Wet weather and participation in Dry January also impacted trading, with pub groups seeing marginal like-for-like growth of 0.4%. 

While managed restaurant sales saw a slight rise of 0.3% during January, pubs have outperformed restaurants every month since the start of 2025. However, bar sales fell 4.9% behind January 2025 levels, and the on-the-go segment dropped 3.2%.

Total sales, which include venues opened in the last 12 months, rose 3.1%. This growth remains in line with recent inflation rates despite rising labour and input costs.

Performance varied by geography, with like-for-like sales increasing 0.1% outside the M25. Conversely, sales inside London fell 0.4% during the same period.
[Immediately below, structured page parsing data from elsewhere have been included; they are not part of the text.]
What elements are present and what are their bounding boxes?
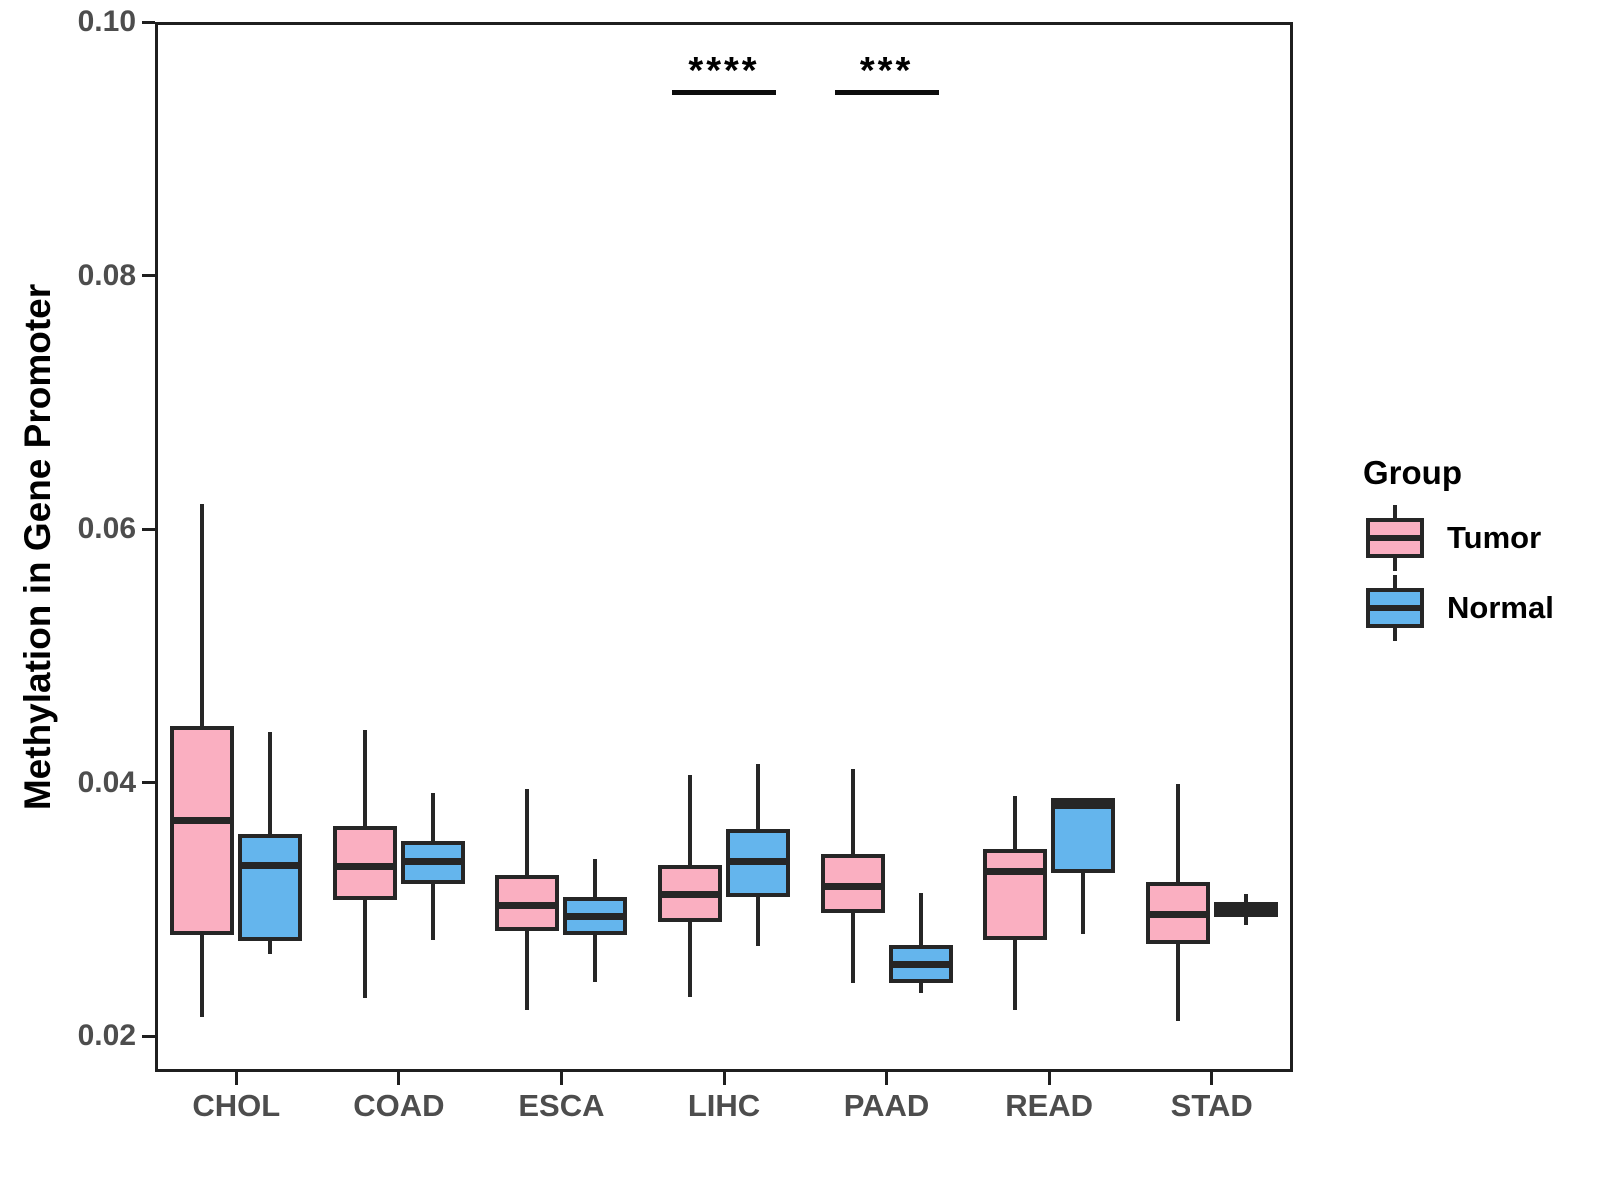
boxplot-lower-whisker <box>1013 940 1018 1010</box>
boxplot-upper-whisker <box>688 775 692 866</box>
boxplot-lower-whisker <box>688 922 692 998</box>
x-tick-mark <box>885 1072 889 1085</box>
x-tick-label: LIHC <box>687 1088 761 1123</box>
y-tick-label: 0.10 <box>77 5 136 38</box>
boxplot-lower-whisker <box>918 983 923 994</box>
significance-line-LIHC <box>672 90 776 95</box>
x-tick-mark <box>397 1072 401 1085</box>
boxplot-upper-whisker <box>1013 795 1018 849</box>
x-tick-label: PAAD <box>843 1088 930 1123</box>
x-tick-label: CHOL <box>192 1088 281 1123</box>
y-tick-mark <box>142 274 155 278</box>
boxplot-box-normal-CHOL <box>238 833 303 942</box>
y-tick-mark <box>142 527 155 531</box>
boxplot-box-normal-READ <box>1051 798 1116 873</box>
x-tick-label: COAD <box>353 1088 445 1123</box>
boxplot-lower-whisker <box>850 913 855 984</box>
y-tick-label: 0.04 <box>77 765 136 799</box>
boxplot-median <box>238 861 303 869</box>
boxplot-median <box>332 863 397 871</box>
boxplot-upper-whisker <box>525 789 530 876</box>
boxplot-upper-whisker <box>430 793 435 842</box>
boxplot-median <box>495 902 560 910</box>
boxplot-upper-whisker <box>200 503 205 726</box>
boxplot-upper-whisker <box>756 763 760 829</box>
boxplot-upper-whisker <box>593 858 598 897</box>
legend-label-normal: Normal <box>1447 590 1554 625</box>
x-tick-mark <box>1047 1072 1051 1085</box>
boxplot-median <box>1145 911 1210 919</box>
significance-line-PAAD <box>834 90 939 95</box>
boxplot-median <box>400 857 465 865</box>
boxplot-upper-whisker <box>850 768 855 854</box>
boxplot-lower-whisker <box>362 899 367 999</box>
y-axis-title: Methylation in Gene Promoter <box>17 283 58 811</box>
x-tick-label: STAD <box>1170 1088 1253 1123</box>
y-tick-mark <box>142 1034 155 1038</box>
x-tick-mark <box>559 1072 563 1085</box>
legend-title: Group <box>1363 454 1462 491</box>
boxplot-upper-whisker <box>268 732 273 834</box>
boxplot-median <box>1213 906 1278 914</box>
boxplot-median <box>820 883 885 891</box>
legend-key-tumor-icon <box>1366 505 1424 571</box>
y-tick-label: 0.06 <box>77 512 136 546</box>
boxplot-lower-whisker <box>1081 872 1086 934</box>
boxplot-median <box>983 868 1048 876</box>
boxplot-box-tumor-COAD <box>332 825 397 900</box>
y-tick-label: 0.08 <box>77 258 136 292</box>
y-tick-mark <box>142 781 155 785</box>
boxplot-median <box>563 912 628 920</box>
significance-label-LIHC: **** <box>688 50 760 92</box>
legend: Group Tumor Normal <box>1330 440 1590 660</box>
boxplot-lower-whisker <box>1175 943 1180 1022</box>
boxplot-lower-whisker <box>593 935 598 982</box>
x-tick-label: ESCA <box>518 1088 605 1123</box>
boxplot-box-tumor-CHOL <box>170 725 235 936</box>
boxplot-median <box>1051 802 1116 810</box>
boxplot-lower-whisker <box>268 941 273 955</box>
boxplot-upper-whisker <box>362 729 367 826</box>
plot-panel <box>155 22 1293 1072</box>
boxplot-upper-whisker <box>918 893 923 946</box>
boxplot-lower-whisker <box>430 884 435 941</box>
boxplot-lower-whisker <box>200 935 205 1018</box>
boxplot-lower-whisker <box>1243 917 1248 925</box>
y-tick-label: 0.02 <box>77 1019 136 1053</box>
y-tick-mark <box>142 20 155 24</box>
legend-key-normal-icon <box>1366 575 1424 641</box>
boxplot-median <box>170 817 235 825</box>
boxplot-upper-whisker <box>1243 894 1248 903</box>
boxplot-lower-whisker <box>525 931 530 1010</box>
boxplot-lower-whisker <box>756 897 760 947</box>
significance-label-PAAD: *** <box>859 50 914 92</box>
boxplot-median <box>726 857 790 865</box>
x-tick-mark <box>722 1072 726 1085</box>
boxplot-median <box>658 890 722 898</box>
boxplot-upper-whisker <box>1175 784 1180 882</box>
x-tick-mark <box>234 1072 238 1085</box>
boxplot-median <box>888 960 953 968</box>
x-tick-label: READ <box>1005 1088 1094 1123</box>
x-tick-mark <box>1210 1072 1214 1085</box>
boxplot-box-tumor-READ <box>983 848 1048 941</box>
legend-label-tumor: Tumor <box>1447 520 1542 555</box>
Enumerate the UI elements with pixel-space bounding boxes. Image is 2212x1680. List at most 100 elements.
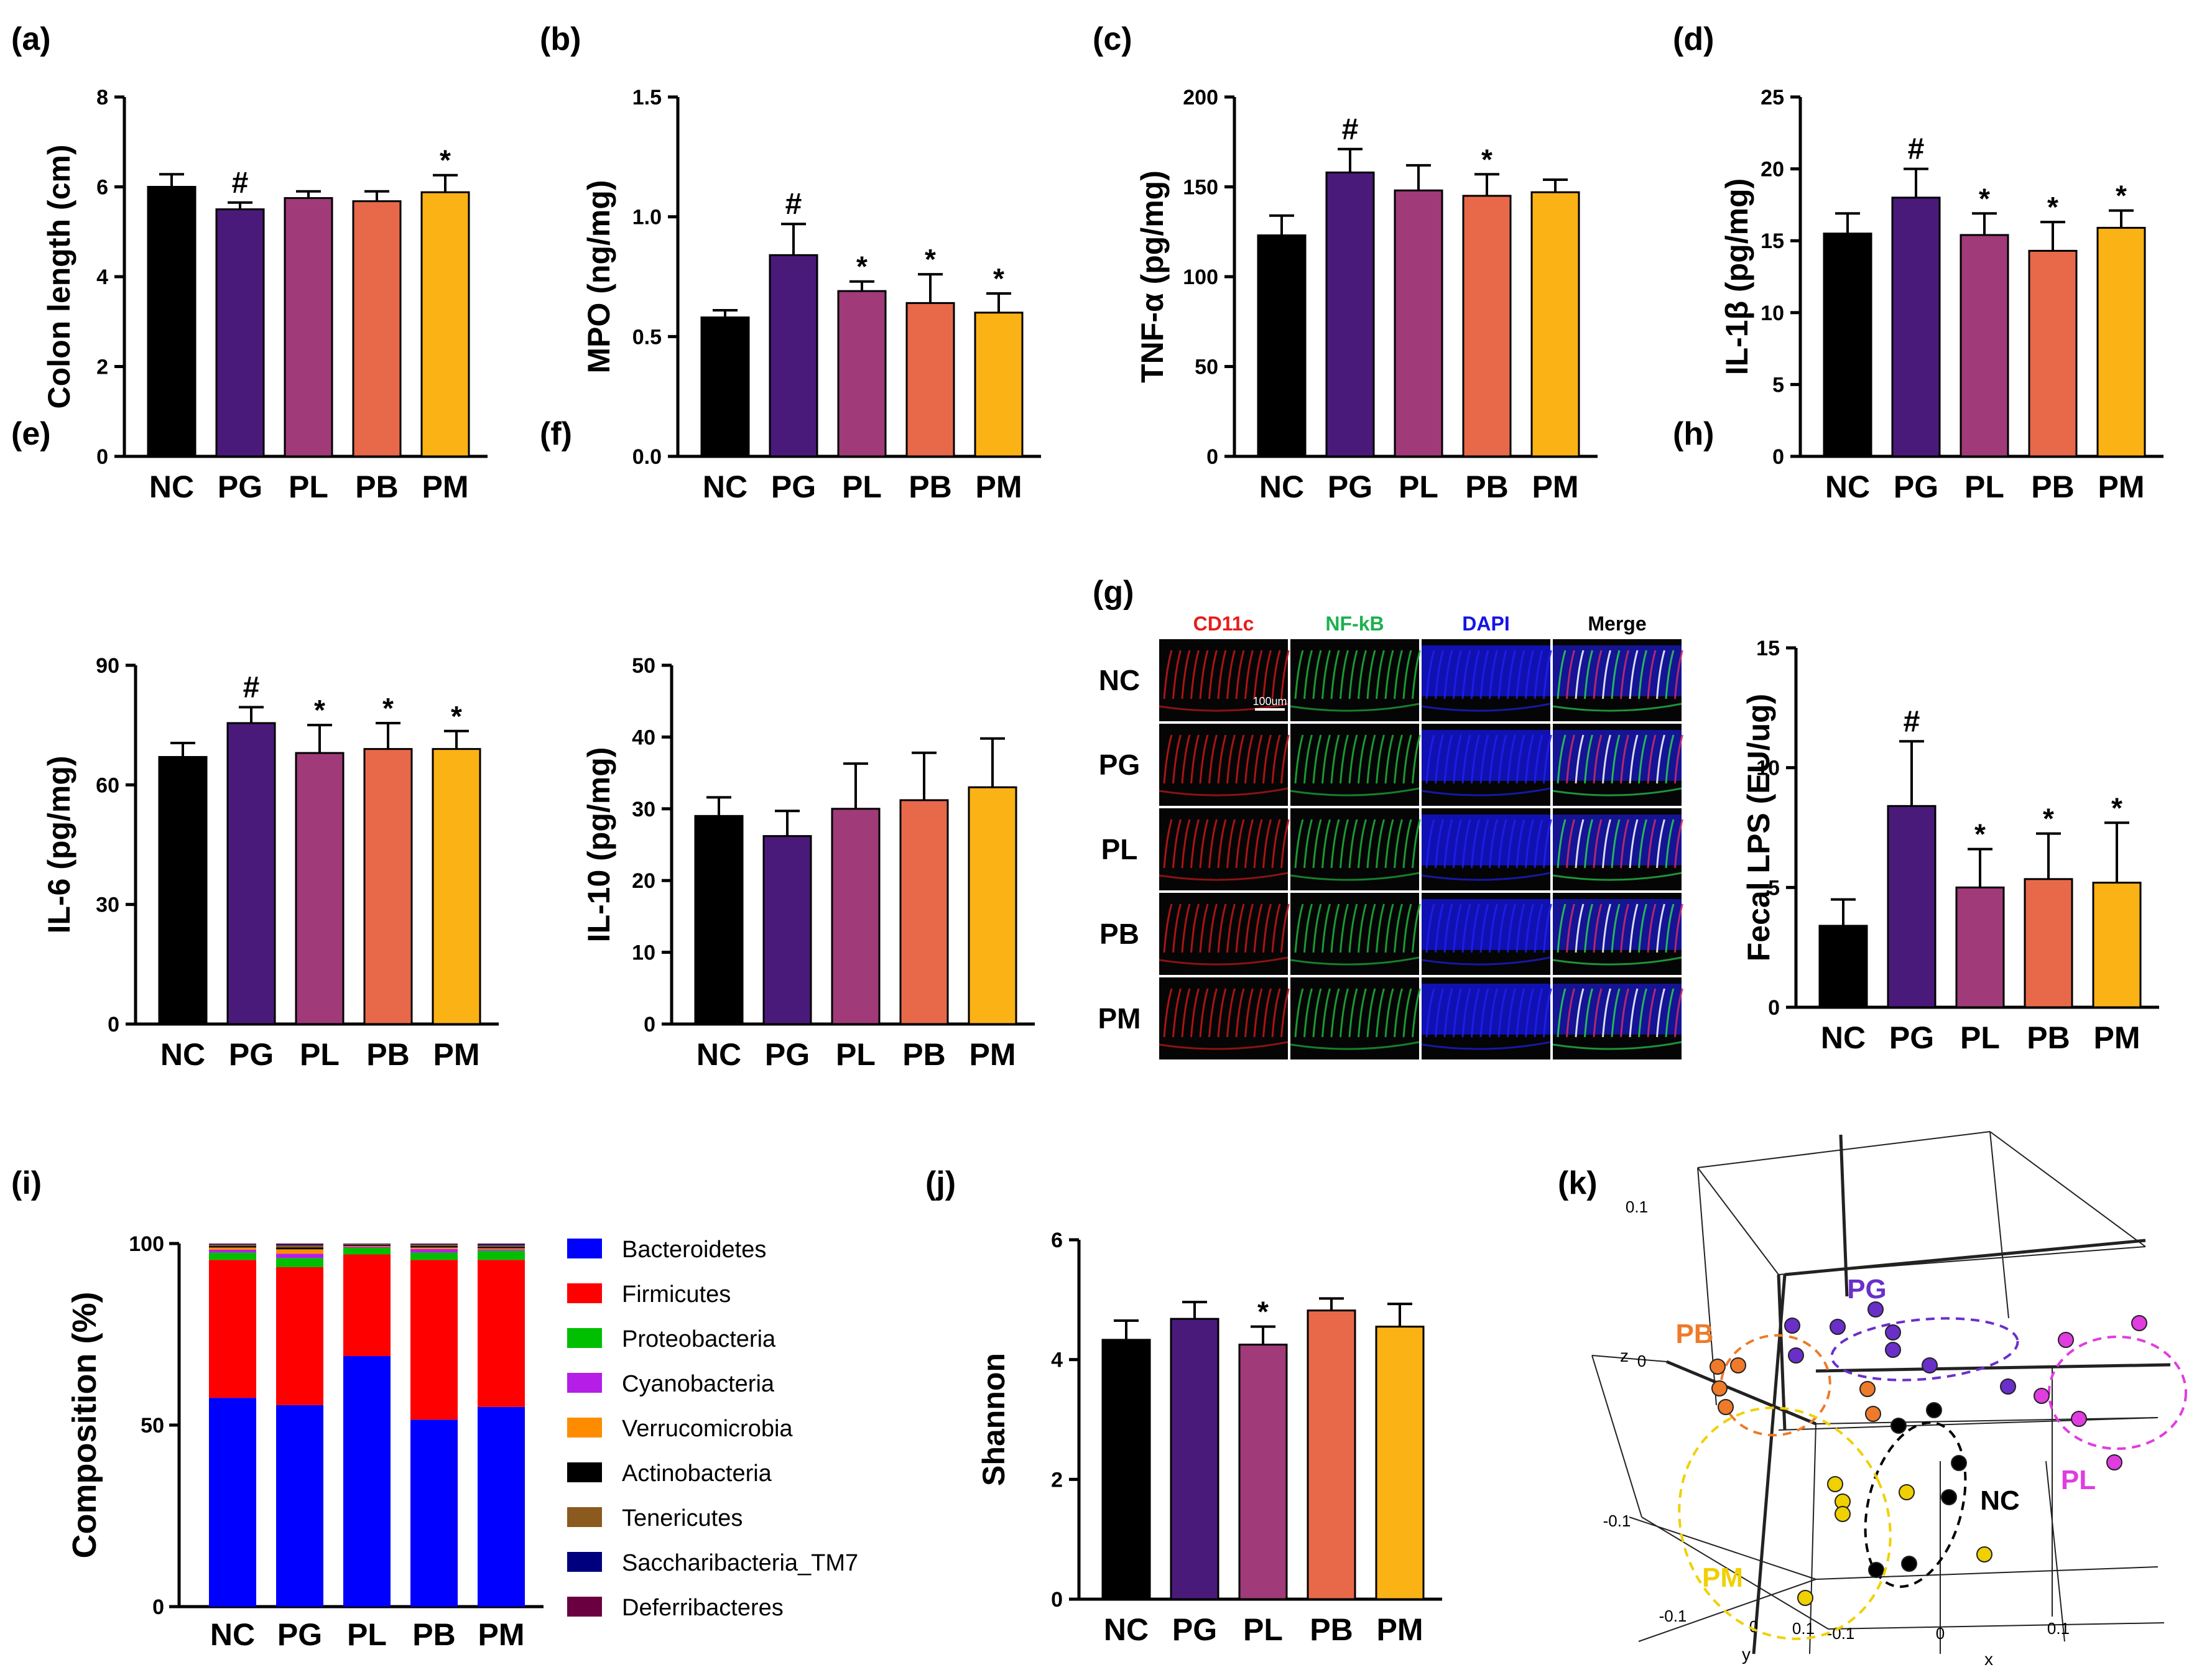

Karl Chessell, director of hospitality operators and food EMEA at NIQ, said: “January is always a tough month for hospitality, and many venues struggled for footfall as the post-Christmas pinch and rain kept many people at home. 

“New openings and higher prices mean hospitality growth is just about keeping up with inflation, and businesses will be hoping that these latest figures represent a temporary pause on spending rather than the shape of things to come in 2026. However, with so many pressures on both sales and costs, it is likely to be another challenging year for the sector.”

Saxon Moseley, head of leisure and hospitality at RSM UK, added: “The new year brought little respite for operators as the industry reported flat like-for-like results as low consumer confidence persisted into 2026, which was exacerbated by wet weather. With looming increases in business rates and national minimum wage, coupled with significant compliance costs associated with the new Employment Rights Act, the industry is in desperate need of growth. 

“Recent efforts to stimulate demand through discounting might help in the short term, but with margins squeezed, a more sustainable recovery will be required to avoid further losses on the high street.”